The appearance of next generation's sequencing (NGS) has changed gene and base in many medical domains and life science Because of a group example for research.NGS has made the sequencing of the mankind, animal, microorganism and agronomic genes group (agrogenomic) sample should With more revolutionary and maximization.The zonule of such as main covering individual gene of mulberry lattice sequencing of gene technology before, and NGS sequencings can To cover full extron group (all extrons of genome), or even covering full-length genome.The full-length genome covering of NGS applications makes Obtain the scope of the gene and genome research that can widen disease.Because many human diseases such as cancer is mainly by key drive Caused by the accumulation of mover or the gene alteration in main path regulatory factor, height using NGS it is contemplated that can be found newly Therapy target and diagnostic marker.There is the gene alteration do not reported before many identifications (for example, mutation, polymorphism, expansion Increase, chromosomal rearrangement and Gene Fusion) NGS projects, the gene alteration can be used for the therapeutic target of human diseases such as cancer Point or diagnostic marker.
Although full-length genome or sequencing of extron group are still widely used for many researchs, NGS trend is just fast at present Speed shifts to targeting sequencing.It is the related key of screening disease to focus on small but important gene set or the targeting sequencing of gene regions The very effective method of gene.The most of NGS applications for being presently used for patient (for example, cancer patient) screening are by target Carried out to NGS rather than extron group or genome sequencing.The quick reduction and targeting sequencing of cost and experimental period Availability promote NGS be used for many genes apply purposes.
Although NGS is promising and becomes more popular in the application of many life sciences, several factors such as complexity Sample preparation, high cost and time-consuming data analysis prevent it from applying to use more conventionally in clinical and research environment.Cause This, improve current method or exploitation faster, the new method of more sane and accurate NGS applications be crucial.
In addition, in using NGS, NGS data analyses also present obstacle.Accordingly, it would be desirable to which developing makes NGS apply in many In biological field and clinical field more commonly with necessary new, easy and sane NGS data analysis tools.Although targeting Sequencing is becoming more advantage and more popular in the gene sequencing of human diseases, but data analysis is main by for complete outer The program or algorithm performs for showing subgroup or gene order-checking and developing.
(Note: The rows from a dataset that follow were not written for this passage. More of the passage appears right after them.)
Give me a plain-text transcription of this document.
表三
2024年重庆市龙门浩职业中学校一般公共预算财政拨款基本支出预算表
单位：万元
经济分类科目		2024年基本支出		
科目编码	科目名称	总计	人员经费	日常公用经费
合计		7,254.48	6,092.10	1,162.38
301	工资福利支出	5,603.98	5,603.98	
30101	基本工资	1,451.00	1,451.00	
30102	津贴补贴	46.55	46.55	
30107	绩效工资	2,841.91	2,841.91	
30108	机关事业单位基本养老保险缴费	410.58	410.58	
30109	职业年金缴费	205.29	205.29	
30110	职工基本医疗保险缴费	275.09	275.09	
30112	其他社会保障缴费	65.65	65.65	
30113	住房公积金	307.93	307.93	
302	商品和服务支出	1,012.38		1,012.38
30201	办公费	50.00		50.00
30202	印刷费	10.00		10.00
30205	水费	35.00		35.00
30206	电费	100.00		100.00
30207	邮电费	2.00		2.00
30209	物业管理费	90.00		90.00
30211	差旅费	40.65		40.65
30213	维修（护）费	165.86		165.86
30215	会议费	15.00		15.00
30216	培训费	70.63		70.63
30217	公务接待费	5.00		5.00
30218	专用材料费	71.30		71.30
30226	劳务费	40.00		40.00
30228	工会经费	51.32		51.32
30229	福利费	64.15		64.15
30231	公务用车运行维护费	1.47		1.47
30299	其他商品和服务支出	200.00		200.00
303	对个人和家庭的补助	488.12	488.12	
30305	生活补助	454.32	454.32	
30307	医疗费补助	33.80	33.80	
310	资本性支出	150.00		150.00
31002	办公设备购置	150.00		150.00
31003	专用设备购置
Therefore, develop sane targeting sequencing analysis instrument for many targeting sequencings application (for example, cancer diagnosis, Personalized medicine and antenatal screening) will be very important.
The content of the invention
There is provided herein for determining there is mutation in the target nucleic acid from tissue sample (such as the tissue sample of preservation) The method and system of (such as in the related mutation of disease risks).In the first aspect, there is provided herein for the group from preservation The method that nucleic acid is extracted in tissue samples.It the described method comprises the following steps:A) incubate the tissue sample preserved and tissue digestion is molten Liquid is to form tissue digestion mixture;B) tissue digestion mixture is heated at 80~110 DEG C 1~30 minute;C) egg will be included Protease (protease) solution of white enzyme (proteinase) is added in tissue digestion mixture to be mixed with forming protein degradation Compound;D) protein degradation mixture is incubated at 50~70 DEG C 1~30 minute;And e) at 80~110 DEG C incubate protein degradation Mixture 1~30 minute;Thus, nucleic acid is extracted from the tissue sample of preservation.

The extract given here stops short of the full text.